In order to bring nature closer to them, Nai Nai invites her grandchildren to the country. On his forays through the dense bamboo forests, Tian discovers a lost panda baby that he brings back to his animal family. From then on, teenagers and the Panda, which Tian baptized “Moon” because of his moon face, repeatedly meet in the forest – and close a secret friendship that will soon be put to the test by Tian's unobstructed father and the other dangers of the forest …
The weakest of the four animal films
Gilles de Maistre also works with his wife Prune de Maistre, who contributed the script with his Moon, the Panda. Unfortunately, the film cannot be convinced as a drama about a fragmented family that has to grow together again, nor as a classic animal film about the friendship between a child and a wild animal. In general, “Moon, the Panda” has much fewer show values than offering the previous films by de Maistre.
Perhaps this is also due to the fact that the terrain that forms the background of history is far less dramatic and dangerous than the African steppe in “Mia and the White Lion”, the Canadian wilderness in “The Wolf and the Lion” or the rainforest of the Amazon in “Ella and the Black Jaguar”. In the long run, the cozy panda around is a less impressive scene partner than the predators who served as protagonists of the earlier direction of de Maistre.

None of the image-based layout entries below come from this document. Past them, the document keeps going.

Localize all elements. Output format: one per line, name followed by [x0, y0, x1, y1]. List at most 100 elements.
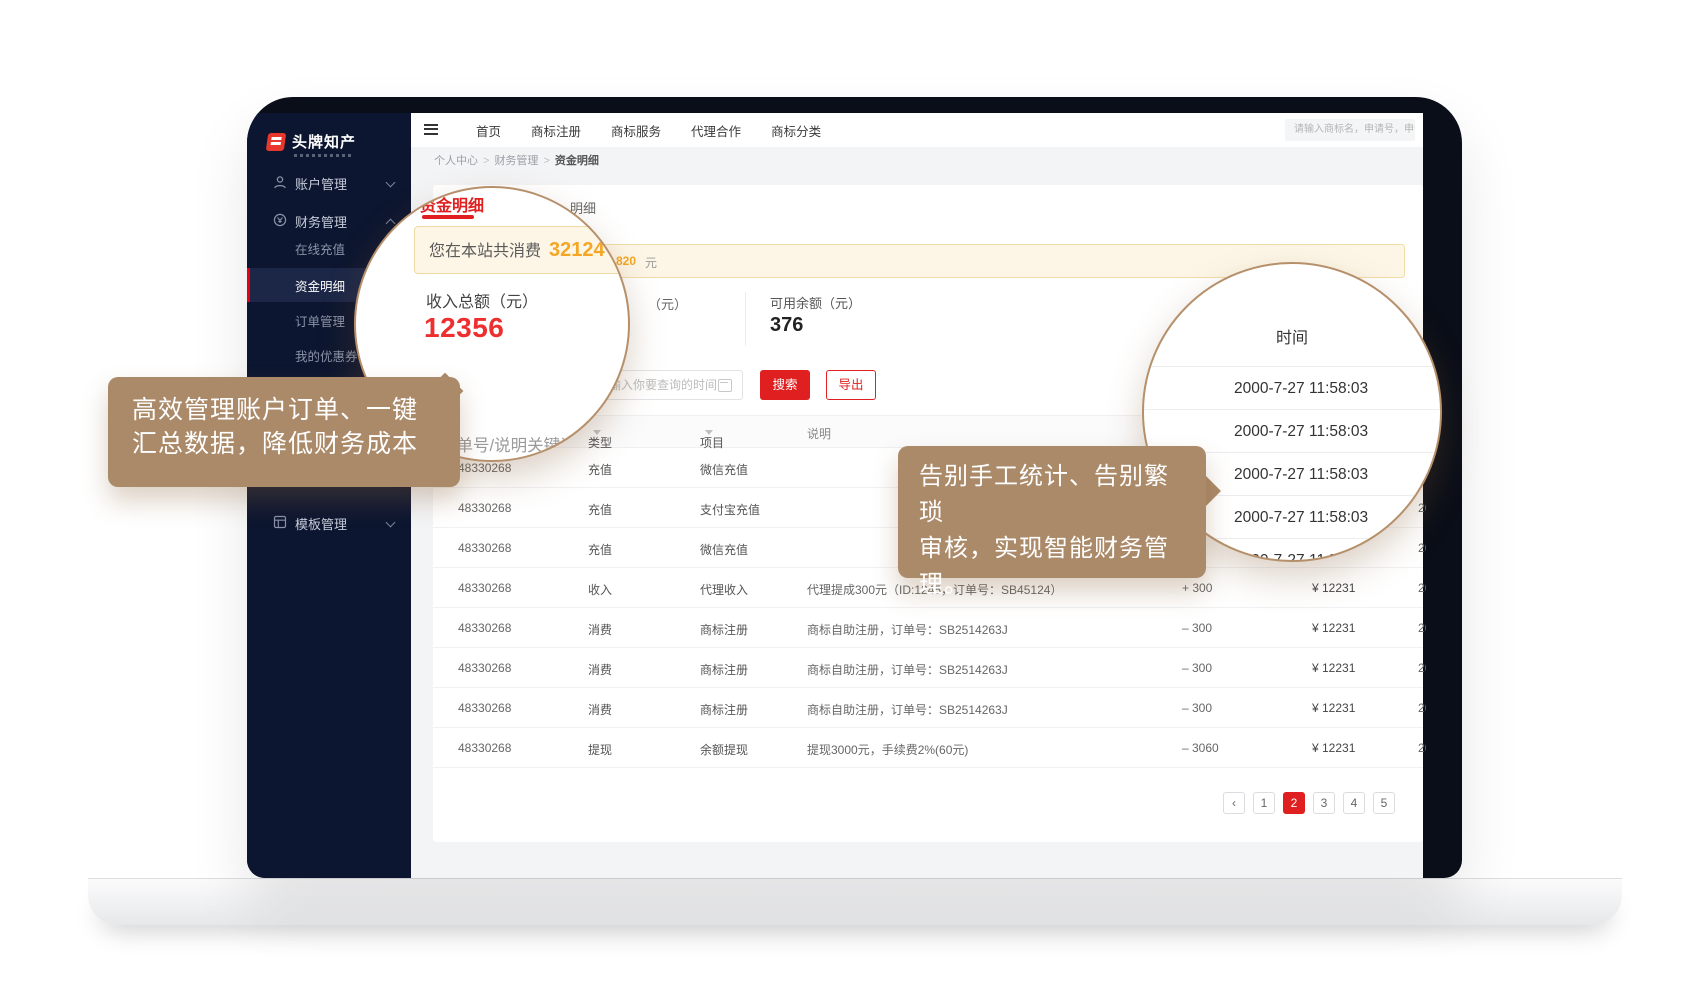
page-button[interactable]: 4	[1343, 792, 1365, 814]
search-input[interactable]: 请输入商标名，申请号，申请人	[1285, 119, 1415, 141]
cell-balance: ¥ 12231	[1312, 581, 1355, 595]
cell-balance: ¥ 12231	[1312, 741, 1355, 755]
export-button[interactable]: 导出	[826, 370, 876, 400]
app-logo[interactable]: 头牌知产	[267, 131, 356, 152]
breadcrumb-item[interactable]: 财务管理	[494, 155, 538, 167]
magnified-notice-amount: 32124	[549, 239, 605, 261]
table-row: 48330268 消费 商标注册 商标自助注册，订单号：SB2514263J –…	[433, 688, 1423, 728]
nav-trademark-category[interactable]: 商标分类	[771, 121, 821, 140]
cell-time-clipped: 2000-7-27 11:58:03	[1418, 741, 1426, 755]
magnified-time-value: 2000-7-27 11:58:03	[1144, 366, 1440, 409]
cell-order: 48330268	[458, 621, 511, 635]
calendar-icon[interactable]	[718, 379, 732, 392]
magnified-tab-label: 资金明细	[420, 192, 484, 216]
cell-type: 消费	[588, 661, 612, 678]
header-desc: 说明	[807, 425, 1177, 442]
topbar: 首页 商标注册 商标服务 代理合作 商标分类 请输入商标名，申请号，申请人	[411, 113, 1423, 148]
magnified-income-label: 收入总额（元）	[426, 288, 538, 312]
cell-amount: – 3060	[1182, 741, 1219, 755]
table-row: 48330268 提现 余额提现 提现3000元，手续费2%(60元) – 30…	[433, 728, 1423, 768]
finance-icon	[273, 213, 287, 227]
cell-type: 充值	[588, 501, 612, 518]
page-button[interactable]: 3	[1313, 792, 1335, 814]
cell-type: 充值	[588, 461, 612, 478]
header-item[interactable]: 项目	[700, 425, 713, 439]
cell-time-clipped: 2000-7-27 11:58:03	[1418, 661, 1426, 675]
laptop-base	[88, 878, 1622, 925]
breadcrumb-separator: >	[483, 155, 489, 167]
tooltip-right-line1: 告别手工统计、告别繁琐	[919, 459, 1185, 531]
magnified-income-value: 12356	[424, 312, 504, 344]
chevron-down-icon	[386, 518, 396, 528]
prev-page-button[interactable]: ‹	[1223, 792, 1245, 814]
tooltip-left-line2: 汇总数据，降低财务成本	[132, 427, 436, 461]
cell-time-clipped: 2000-7-27 11:58:03	[1418, 621, 1426, 635]
tooltip-left-line1: 高效管理账户订单、一键	[132, 393, 436, 427]
cell-item: 微信充值	[700, 541, 748, 558]
sidebar-item-finance[interactable]: 财务管理	[247, 209, 411, 233]
cell-item: 微信充值	[700, 461, 748, 478]
cell-item: 商标注册	[700, 701, 748, 718]
cell-balance: ¥ 12231	[1312, 661, 1355, 675]
tooltip-right-line2: 审核，实现智能财务管	[919, 531, 1185, 567]
cell-desc: 商标自助注册，订单号：SB2514263J	[807, 701, 1177, 718]
cell-balance: ¥ 12231	[1312, 701, 1355, 715]
page-button[interactable]: 1	[1253, 792, 1275, 814]
breadcrumb: 个人中心 > 财务管理 > 资金明细	[434, 152, 599, 168]
notice-unit: 元	[645, 254, 657, 271]
cell-order: 48330268	[458, 461, 511, 475]
template-icon	[273, 515, 287, 529]
cell-amount: – 300	[1182, 621, 1212, 635]
search-button[interactable]: 搜索	[760, 370, 810, 400]
cell-item: 代理收入	[700, 581, 748, 598]
cell-time-clipped: 2000-7-27 11:58:03	[1418, 701, 1426, 715]
cell-desc: 提现3000元，手续费2%(60元)	[807, 741, 1177, 758]
breadcrumb-separator: >	[543, 155, 549, 167]
magnified-time-header: 时间	[1144, 324, 1440, 348]
pagination: ‹ 1 2 3 4 5	[1223, 792, 1395, 814]
magnified-notice-bar: 您在本站共消费 32124	[414, 226, 630, 274]
sidebar-item-account[interactable]: 账户管理	[247, 171, 411, 195]
cell-time-clipped: 2000-7-27 11:58:03	[1418, 581, 1426, 595]
top-nav: 首页 商标注册 商标服务 代理合作 商标分类	[476, 113, 821, 147]
breadcrumb-item[interactable]: 个人中心	[434, 155, 478, 167]
sidebar-active-marker	[247, 268, 250, 302]
nav-agent-cooperation[interactable]: 代理合作	[691, 121, 741, 140]
menu-icon[interactable]	[424, 124, 438, 135]
tooltip-left: 高效管理账户订单、一键 汇总数据，降低财务成本	[108, 377, 460, 487]
cell-type: 消费	[588, 701, 612, 718]
page-button[interactable]: 2	[1283, 792, 1305, 814]
cell-amount: + 300	[1182, 581, 1212, 595]
cell-type: 收入	[588, 581, 612, 598]
nav-trademark-service[interactable]: 商标服务	[611, 121, 661, 140]
stat-expense-label-fragment: （元）	[648, 294, 687, 313]
table-row: 48330268 消费 商标注册 商标自助注册，订单号：SB2514263J –…	[433, 608, 1423, 648]
header-type[interactable]: 类型	[588, 425, 601, 439]
logo-text: 头牌知产	[292, 131, 356, 152]
cell-type: 充值	[588, 541, 612, 558]
nav-trademark-register[interactable]: 商标注册	[531, 121, 581, 140]
page-button[interactable]: 5	[1373, 792, 1395, 814]
cell-order: 48330268	[458, 661, 511, 675]
breadcrumb-current: 资金明细	[555, 155, 599, 167]
tooltip-right: 告别手工统计、告别繁琐 审核，实现智能财务管 理。	[898, 446, 1206, 578]
magnified-order-header: 订单号/说明关键词	[440, 432, 577, 456]
sidebar: 头牌知产 账户管理 财务管理 在线充值	[247, 113, 411, 878]
sidebar-item-template[interactable]: 模板管理	[247, 511, 411, 535]
user-icon	[273, 175, 287, 189]
cell-order: 48330268	[458, 741, 511, 755]
nav-home[interactable]: 首页	[476, 121, 501, 140]
cell-amount: – 300	[1182, 701, 1212, 715]
cell-desc: 商标自助注册，订单号：SB2514263J	[807, 661, 1177, 678]
cell-type: 消费	[588, 621, 612, 638]
cell-order: 48330268	[458, 701, 511, 715]
stat-balance-value: 376	[770, 314, 803, 337]
chevron-down-icon	[386, 178, 396, 188]
tooltip-right-line3: 理。	[919, 567, 1185, 603]
magnified-notice-text: 您在本站共消费	[429, 243, 541, 260]
stat-balance-label: 可用余额（元）	[770, 293, 861, 312]
logo-subtext	[294, 154, 354, 157]
stat-divider	[745, 292, 746, 346]
logo-icon	[266, 133, 287, 151]
cell-amount: – 300	[1182, 661, 1212, 675]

Tian (Noé Liu Martane) secretly makes friends with Moon, but this will soon be put to the test.
The title of Panda bear is wonderfully cute, but at the same time so calmly and relaxed that it is not particularly remembered as a wild animal or personality. The foreseeable plot and the clichéd figures as well as the unlike spectacle of non-mother speakers, who have to deal with wooden English dialogues, at least in the original version, brake the film again and again. The childish forest and meadow slap stick of the baby panda, which is constantly chewing around, does not go over over these weaknesses. The canvas veteran Sylvia Chang, unforgettable in “Eat Drink Man Woman” when Grandma Nai Nai still struggles to get some life into the action. In the end it is not enough.
Conclusion: Even the very sweet Panda protagonist does not deceive the narrative weaknesses and lack of show values. According to his previous cinema hits, Gilles de Maistre simply does not succeed in finding a path to bring his badly constructed plot on the screen.